At the University of Chicago Medicine Comer Children’s Hospital emergency room, Bria was referred to experts in orthopaedic surgery and rehabilitation medicine.
A biopsy showed that Bria had osteosarcoma, a rare bone cancer affecting 400 to 500 youth in the United States per year. A pediatric hematology oncologist designed a chemotherapy plan for Bria. Our physicians explained that about 85 percent of osteosarcoma tumors respond to the treatment.
When Bria found out she had cancer, she channeled her pain into writing and drawing. "It’s like nothing can tip Bria over," said Kelly Kramer, CPON, CPNP, nurse practitioner for pediatric hematology and oncology.
Bria’s resilience was magnetic. University of Chicago physicians visited her regularly as she completed chemotherapy.
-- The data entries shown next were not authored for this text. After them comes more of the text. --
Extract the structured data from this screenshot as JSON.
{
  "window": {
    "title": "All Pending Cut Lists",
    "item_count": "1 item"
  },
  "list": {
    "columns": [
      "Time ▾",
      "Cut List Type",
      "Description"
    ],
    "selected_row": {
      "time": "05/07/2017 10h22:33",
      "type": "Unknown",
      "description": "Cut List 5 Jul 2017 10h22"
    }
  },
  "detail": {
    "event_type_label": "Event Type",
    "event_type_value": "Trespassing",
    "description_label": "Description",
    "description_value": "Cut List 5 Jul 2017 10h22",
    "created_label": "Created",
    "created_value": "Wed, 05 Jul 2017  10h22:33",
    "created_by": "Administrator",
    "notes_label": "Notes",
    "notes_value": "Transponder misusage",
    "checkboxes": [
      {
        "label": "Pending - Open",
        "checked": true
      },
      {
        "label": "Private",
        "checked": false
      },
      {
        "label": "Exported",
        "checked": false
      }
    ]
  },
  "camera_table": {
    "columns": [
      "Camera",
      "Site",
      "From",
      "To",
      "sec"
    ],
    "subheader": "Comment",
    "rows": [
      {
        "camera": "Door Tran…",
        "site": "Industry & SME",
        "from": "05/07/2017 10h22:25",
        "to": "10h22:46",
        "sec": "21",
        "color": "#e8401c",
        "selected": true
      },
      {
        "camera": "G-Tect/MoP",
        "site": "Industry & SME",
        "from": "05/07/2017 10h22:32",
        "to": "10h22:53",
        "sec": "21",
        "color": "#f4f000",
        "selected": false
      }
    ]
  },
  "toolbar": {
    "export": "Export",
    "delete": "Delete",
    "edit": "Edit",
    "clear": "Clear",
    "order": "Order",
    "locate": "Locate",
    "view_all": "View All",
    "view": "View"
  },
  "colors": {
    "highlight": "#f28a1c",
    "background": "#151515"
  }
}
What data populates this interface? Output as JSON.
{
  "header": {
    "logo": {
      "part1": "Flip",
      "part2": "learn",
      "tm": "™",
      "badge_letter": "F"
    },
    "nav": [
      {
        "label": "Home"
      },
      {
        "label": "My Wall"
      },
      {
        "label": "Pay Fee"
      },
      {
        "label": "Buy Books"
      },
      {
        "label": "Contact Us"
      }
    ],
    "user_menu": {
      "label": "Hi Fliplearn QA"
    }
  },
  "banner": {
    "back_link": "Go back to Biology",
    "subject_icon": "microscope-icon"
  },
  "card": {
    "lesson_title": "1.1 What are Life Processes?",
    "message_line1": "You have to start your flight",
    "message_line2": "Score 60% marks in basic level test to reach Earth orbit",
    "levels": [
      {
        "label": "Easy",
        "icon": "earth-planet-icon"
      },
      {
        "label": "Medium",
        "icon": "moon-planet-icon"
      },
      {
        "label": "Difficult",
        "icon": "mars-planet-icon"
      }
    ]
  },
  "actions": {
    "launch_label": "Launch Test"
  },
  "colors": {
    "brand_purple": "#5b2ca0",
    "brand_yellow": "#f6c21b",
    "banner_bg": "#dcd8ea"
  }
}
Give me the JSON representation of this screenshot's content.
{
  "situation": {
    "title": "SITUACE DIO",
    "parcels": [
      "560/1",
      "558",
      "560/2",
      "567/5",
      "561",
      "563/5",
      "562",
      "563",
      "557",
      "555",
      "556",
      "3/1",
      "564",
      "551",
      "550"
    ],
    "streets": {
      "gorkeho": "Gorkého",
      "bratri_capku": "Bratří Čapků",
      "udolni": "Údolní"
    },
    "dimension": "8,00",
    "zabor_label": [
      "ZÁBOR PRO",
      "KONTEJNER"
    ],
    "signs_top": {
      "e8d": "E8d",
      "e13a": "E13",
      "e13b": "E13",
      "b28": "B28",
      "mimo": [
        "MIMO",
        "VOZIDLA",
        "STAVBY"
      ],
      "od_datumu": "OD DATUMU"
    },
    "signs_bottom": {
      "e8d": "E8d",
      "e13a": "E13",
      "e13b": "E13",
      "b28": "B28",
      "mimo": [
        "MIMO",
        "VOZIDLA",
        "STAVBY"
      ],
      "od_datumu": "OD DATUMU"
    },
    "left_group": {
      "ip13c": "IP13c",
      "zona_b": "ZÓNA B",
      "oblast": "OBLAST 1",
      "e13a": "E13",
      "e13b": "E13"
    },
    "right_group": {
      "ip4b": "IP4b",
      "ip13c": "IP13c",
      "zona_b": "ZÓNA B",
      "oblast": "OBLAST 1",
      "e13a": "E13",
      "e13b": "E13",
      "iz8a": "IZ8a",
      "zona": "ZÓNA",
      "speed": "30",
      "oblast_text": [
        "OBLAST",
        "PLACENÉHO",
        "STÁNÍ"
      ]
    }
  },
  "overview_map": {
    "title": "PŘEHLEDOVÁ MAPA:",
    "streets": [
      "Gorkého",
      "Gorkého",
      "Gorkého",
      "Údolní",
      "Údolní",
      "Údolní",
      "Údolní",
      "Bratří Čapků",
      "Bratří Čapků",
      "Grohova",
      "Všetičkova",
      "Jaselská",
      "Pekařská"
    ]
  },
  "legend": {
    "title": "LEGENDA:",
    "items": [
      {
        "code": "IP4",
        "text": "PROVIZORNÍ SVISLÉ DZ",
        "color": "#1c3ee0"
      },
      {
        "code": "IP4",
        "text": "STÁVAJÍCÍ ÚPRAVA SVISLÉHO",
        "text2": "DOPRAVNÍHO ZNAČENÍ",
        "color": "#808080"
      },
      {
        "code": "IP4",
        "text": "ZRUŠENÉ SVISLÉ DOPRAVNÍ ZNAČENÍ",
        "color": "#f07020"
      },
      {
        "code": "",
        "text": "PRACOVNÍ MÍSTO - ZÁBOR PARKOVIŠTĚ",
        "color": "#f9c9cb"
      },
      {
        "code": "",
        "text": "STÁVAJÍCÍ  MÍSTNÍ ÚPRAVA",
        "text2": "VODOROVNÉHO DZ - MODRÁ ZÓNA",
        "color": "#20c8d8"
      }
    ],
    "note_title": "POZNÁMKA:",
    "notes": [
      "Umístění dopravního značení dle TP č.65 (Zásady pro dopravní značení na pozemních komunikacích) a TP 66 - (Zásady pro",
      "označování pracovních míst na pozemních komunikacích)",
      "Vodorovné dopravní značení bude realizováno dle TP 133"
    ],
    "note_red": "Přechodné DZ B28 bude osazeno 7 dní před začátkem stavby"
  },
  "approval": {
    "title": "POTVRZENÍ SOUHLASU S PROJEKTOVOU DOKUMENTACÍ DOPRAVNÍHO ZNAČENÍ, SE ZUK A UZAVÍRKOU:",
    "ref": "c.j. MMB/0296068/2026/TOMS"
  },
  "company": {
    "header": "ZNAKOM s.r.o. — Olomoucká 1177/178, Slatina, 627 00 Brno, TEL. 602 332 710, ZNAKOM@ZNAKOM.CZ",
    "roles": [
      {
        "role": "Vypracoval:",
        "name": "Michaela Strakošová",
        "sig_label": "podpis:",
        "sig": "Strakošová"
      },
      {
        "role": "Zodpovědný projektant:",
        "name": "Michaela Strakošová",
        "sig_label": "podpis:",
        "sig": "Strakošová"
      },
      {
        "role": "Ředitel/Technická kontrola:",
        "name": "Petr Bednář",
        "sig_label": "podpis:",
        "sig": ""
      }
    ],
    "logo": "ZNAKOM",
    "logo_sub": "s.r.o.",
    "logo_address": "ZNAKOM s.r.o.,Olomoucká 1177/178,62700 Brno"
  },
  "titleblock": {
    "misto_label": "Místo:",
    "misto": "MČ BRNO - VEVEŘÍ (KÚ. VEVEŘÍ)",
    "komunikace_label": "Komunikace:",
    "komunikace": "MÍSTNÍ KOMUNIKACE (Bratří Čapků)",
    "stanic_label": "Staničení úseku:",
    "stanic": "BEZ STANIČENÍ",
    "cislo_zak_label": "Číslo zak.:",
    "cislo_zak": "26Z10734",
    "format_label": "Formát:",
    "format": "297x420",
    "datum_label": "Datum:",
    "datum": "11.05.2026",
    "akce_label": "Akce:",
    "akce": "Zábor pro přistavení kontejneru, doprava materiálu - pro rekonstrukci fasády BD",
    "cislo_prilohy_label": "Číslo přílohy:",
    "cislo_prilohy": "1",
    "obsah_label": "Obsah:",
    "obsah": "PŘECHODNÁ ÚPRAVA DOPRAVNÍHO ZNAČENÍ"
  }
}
Between hospital stays, the Carters knew where to turn for help. "Anything I need," Bria’s mother said, "I call Kelly and don’t give it another thought." Kramer says it’s her calling to support patients and families through their cancer journey, helping them to adjust to a new normal, and in Bria’s case, keeping the focus on a teenager who defeated cancer.
Despite the support, three months of chemotherapy didn’t shrink Bria’s tumor. Disappointed, physicians explained that the only hope of curing Bria was to amputate the lower half of her leg.
"It was almost worse than finding out I had cancer, the thought of losing part of my body that I could never get back," Bria said. "I wouldn’t even talk about it, I always changed the subject."
The Carters thought there must be another cure. The pediatric hematology oncologist prescribed a different type of chemotherapy. The Carters, a deeply religious family, sought a second opinion, fasted and held prayer vigils.
"But cancer is something that happened to me, it doesn’t have to define me. I’m Bria, and I’ll always be Bria."
A month later, Bria’s tumor remained the same size. But Bria was ready to discuss amputation. She says she initially worried that people would judge her…that seeing an amputee, they would react with fear or pity. "But cancer is something that happened to me, it doesn’t have to define me," she said. "I’m Bria, and I’ll always be Bria."